TOP2011年03月復興に向け情報発信 栄村に移住4年の大学准教授

 京都精華大(京都市)の准教授で下水内郡栄村に住む松尾真(まこと)さん(60)が、県北部地震の被害状況や復興に向けた動きを電子メールやブログで県内外に発信している。調査で村を訪れ始めて7年、移り住んで4年。支え合いで成り立つ村の暮らしや豊かな自然を維持したい、との思いで復興に関わろうとしている。

 環境政策が専門の松尾さんは2004年、平成の大合併への対応を調べようと栄村を訪れ、住民のつながりの強さに引かれて07年に移り住んだ。週1、2日、講義で京都に通う生活を送っていた。

 松尾さんは、村内では有志と村内産のコメを販売したり、村内のツアーを企画したりするNPO法人を設立。被災直後から、コメの購入者やツアーに参加したことがある人から安否を尋ねるメールが相次ぎ、メールとブログで情報発信を始めた。毎日発信するメールの送り先は約130人に上っている。

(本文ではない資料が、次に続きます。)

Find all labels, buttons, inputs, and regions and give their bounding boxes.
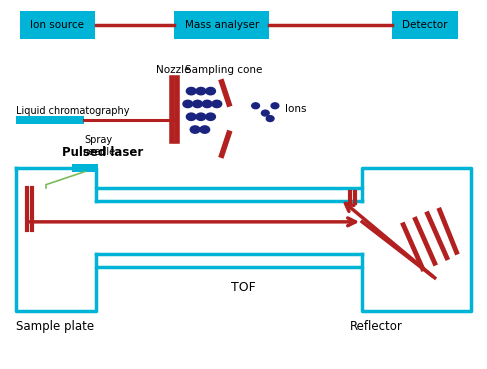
Text: Sample plate: Sample plate	[16, 320, 94, 333]
FancyBboxPatch shape	[393, 11, 458, 39]
Text: Pulsed laser: Pulsed laser	[62, 146, 143, 159]
Circle shape	[196, 113, 206, 120]
Circle shape	[187, 87, 196, 95]
Text: Nozzle: Nozzle	[156, 65, 190, 75]
Circle shape	[193, 100, 202, 108]
Text: Liquid chromatography: Liquid chromatography	[16, 106, 130, 116]
Circle shape	[200, 126, 209, 133]
Text: TOF: TOF	[231, 280, 256, 294]
Bar	[72, 163, 98, 172]
Circle shape	[206, 113, 215, 120]
Circle shape	[252, 103, 260, 109]
Circle shape	[187, 113, 196, 120]
Circle shape	[196, 87, 206, 95]
Text: Reflector: Reflector	[350, 320, 403, 333]
Text: Sampling cone: Sampling cone	[186, 65, 263, 75]
Text: Ions: Ions	[285, 104, 306, 114]
Text: Ion source: Ion source	[30, 20, 84, 30]
Circle shape	[183, 100, 193, 108]
Circle shape	[271, 103, 279, 109]
Text: Spray
needle: Spray needle	[82, 135, 115, 157]
Text: Detector: Detector	[402, 20, 448, 30]
Circle shape	[262, 110, 269, 116]
Circle shape	[202, 100, 212, 108]
Circle shape	[206, 87, 215, 95]
FancyBboxPatch shape	[19, 11, 94, 39]
Bar	[16, 116, 84, 124]
Circle shape	[266, 115, 274, 121]
Text: Mass analyser: Mass analyser	[185, 20, 259, 30]
Circle shape	[212, 100, 222, 108]
Circle shape	[190, 126, 200, 133]
FancyBboxPatch shape	[174, 11, 269, 39]
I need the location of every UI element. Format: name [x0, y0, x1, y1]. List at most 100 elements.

 大学には当分出勤できないと伝え、昼は復興支援ボランティア受け入れ組織のスタッフとして活動。A4判の用紙に換算して1件6、7枚にはなるメールなどは夜間に執筆している。

 松尾さんは、点在する集落ごとに住民が水田や水路を維持する栄村では、再生のために集落単位の復興が不可欠と考える。23日のメールでは「家を失ったお年寄り用の集合住宅が集落ごとに必要」と提言。「向こう1、2年は大変だが、今踏ん張れば100年、200年先まで続く地域が確立できるはずだ」と話している。

 ブログはNPO法人「栄村ネットワーク」のホームページから閲覧できる。